It'd be better if all the characters felt deeper, not just the dad. He's the most obvious because of how quickly and strongly he reacts, but they're all caricatures of what they're supposed to be. Fosterdad is too cool hip painter that relates to her. Fostermom is the awkward scientist who's bad at showing how she cares, and has a lingering secret. Together the two of them go too far in spoiling their foster kid. Biological dad is crazy, abusive, flies into a rage at nothing. Friend from school is a quirky bullied artist who just gets her and supports her unconditionally.
Even in her own story, she moves through her character growth too quickly. Why is she already standing up to her father and declaring proudly that they're not the same? Why's she so confident in that? Why was she so accepting and trusting of being offered access to a workshop to do art or sitting right next to her foster dad imitating him while watching cartoons? She's supposed to be troubled, let her be.

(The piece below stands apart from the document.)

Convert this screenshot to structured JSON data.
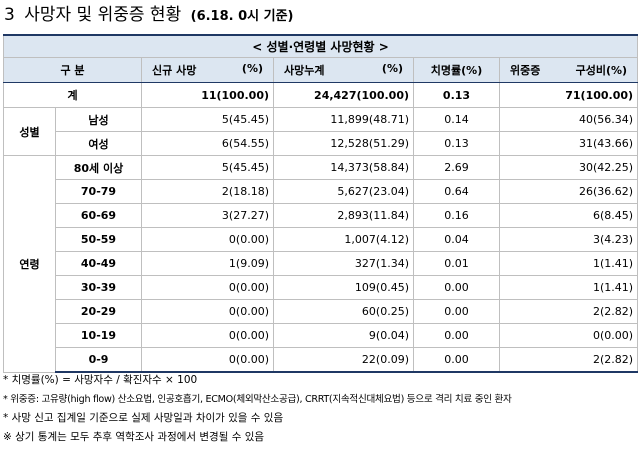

It's also poorly researched. It doesn't feel like an actual foster home at all. They're not meant to replace your real home, until you're adopted the goal is still to get you back to your parents once it's safe. They're advised not to buy stuff excessively that the biological parents can't compete with. They'd also be coached on when, how, and if biological parents have visitation with their children yet. And if that visitation needs to be supervised or not, from dad's outbursts they clearly do. In which case a foster parent should ask if she even wants to see him first. Then talk to her about what happened after and reaffirm that she's her own person. There'd also be a lot of struggling and awkwardness between the kid and her foster home where they try to feel out each other, get used to a new person they know nothing about, where she learns the family rules, and they learn to support her. But instead everything just falls into place neatly and perfectly. It's all too pristine.